We celebrated our anniversary this year with a very hot night at Tanglewood, for the season finale of Live From Here with Chris Thile. To be honest, Garrison Keillor always made me feel a little uncomfortable, so I was happy when Chris became the host. He’s made it a much more music-centric show. Lake Street Dive, The Punch Brothers and Emanuel Ax were all guests our night. We were only scolded once by management because of the girls’ behavior. I actually am getting over a muscle strain so I couldn’t chase the girls around with Rich. He’s been exhausted since, although running and riding his bike in this heat probably doesn’t help.

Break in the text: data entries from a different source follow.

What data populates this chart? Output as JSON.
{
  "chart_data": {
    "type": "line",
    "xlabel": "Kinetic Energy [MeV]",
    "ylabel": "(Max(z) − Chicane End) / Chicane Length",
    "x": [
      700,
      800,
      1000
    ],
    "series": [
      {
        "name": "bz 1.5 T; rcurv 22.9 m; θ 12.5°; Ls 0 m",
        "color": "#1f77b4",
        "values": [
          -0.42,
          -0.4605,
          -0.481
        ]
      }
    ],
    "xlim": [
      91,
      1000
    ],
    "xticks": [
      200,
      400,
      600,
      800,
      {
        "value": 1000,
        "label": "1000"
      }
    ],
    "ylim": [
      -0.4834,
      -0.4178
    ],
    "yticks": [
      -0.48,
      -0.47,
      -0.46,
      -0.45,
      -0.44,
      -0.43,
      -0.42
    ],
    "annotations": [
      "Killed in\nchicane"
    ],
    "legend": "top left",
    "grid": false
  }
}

We had a wonderful picnic and ended up sitting with my Cousin Roz, who was there with a friend. We didn’t manage to find my cousin on the other side, Brian, who was also there that night. (Half my readership is my family who will delight in knowing the family was together in the Berkshires.)
But yes, the picnic! Oh my, it was a wonderful one. I had a lot to work with from our CSA, and lots of recipes I wanted to try out. In addition to this week’s recipe, I used the zucchini in a frittata, along with caramelized red onion and feta. Lilli made a caprese salad all by herself. There were also sundry items, including chips and guac, garlic and lemon green olives (found at the Co-op for half the price as Whole Foods), some stinky cheese, crackers, and yogurt and honey for the girls. Rich brought a Rye Saison by Bear and Bramble, brewed by one of our neighbors here in Florence.
I had a hard time choosing what recipe to post because there have been so many good ones lately, and I have a few more lined up, but I am going with this fennel and white bean salad. Fennel is happening right now and the summer squashes will be around all summer.
We enjoyed this salad last summer as well, and I had meant to share it then, but there was kimchito tend to, and ice cream to eat. The idea of the salad comes from Julia Turshen and her wonderful cookbook, Small Victories, which earned a spot on the top shelf. I say “idea” because it’s a “Spin-Off” suggestion on from a recipe for a Chopped Chickpea Salad: “MIX WHITE BEANS WITH FENNEL, chopped fresh parsley, a little chopped fresh oregano, and shards of Parmesan. Dress with fresh lemon juice and olive oil.” That’s it.
I forgot the fresh herbs in mine, and added red onion, which I soak in lemon juice as I get everything else prepared. Yes, the fennel would benefit being sliced paper thin on a mandolin, but I just used the same very sharp chef’s knife I used to cut my onion and lemon. My fennel were medium-sized ones. I see enormous ones in the regular grocery store, and I’ve had teensy ones from the farm share. These were the right size for Goldilocks. I clean mine by peeling off the icky, wrinkly first layer and giving the rest a wash.
I didn’t end up using my entire can of Northern White Beans for this recipe – about ⅓ of a cup of them are sitting in my fridge right now, waiting on their destiny.
This is a great salad to pack, be it on a picnic or for a work or school lunch.
Fennel and White Bean Salad
⅓ red onion, sliced thin
1 half fresh lemon
3 Fennel bulbs, cleaned and shaved on a mandolin or thinly cut with a sharp knife
⅔ can of Great Northern Beans, rinsed and dried
Hunk of Parmesan
Extra virgin olive oil
Thinly slice the red onion and place it in a bowl. Juice some of the lemon half, but not all of it. This will take the bite out of the onion. Sprinkle a pinch of salt on top of the onion and lemon juice.
Thinly slice the fennel. Add that to the onions.
Rinse and drain the beans. Add to fennel and onions.
Stir everything in the bowl. Squeeze the rest of the lemon into the bowl. Drizzle a little olive oil, up to two tablespoons, into the mixture. Add another pinch of salt. Shave about a tablespoon of fresh Parmesan into the bowl. (Or skip it, and keep if vegan.) Add parsley, if using.
If you’re going on a picnic or packing this up, let the salad sit in its own juices for at least 10 minutes for everything to settle. Then pack up.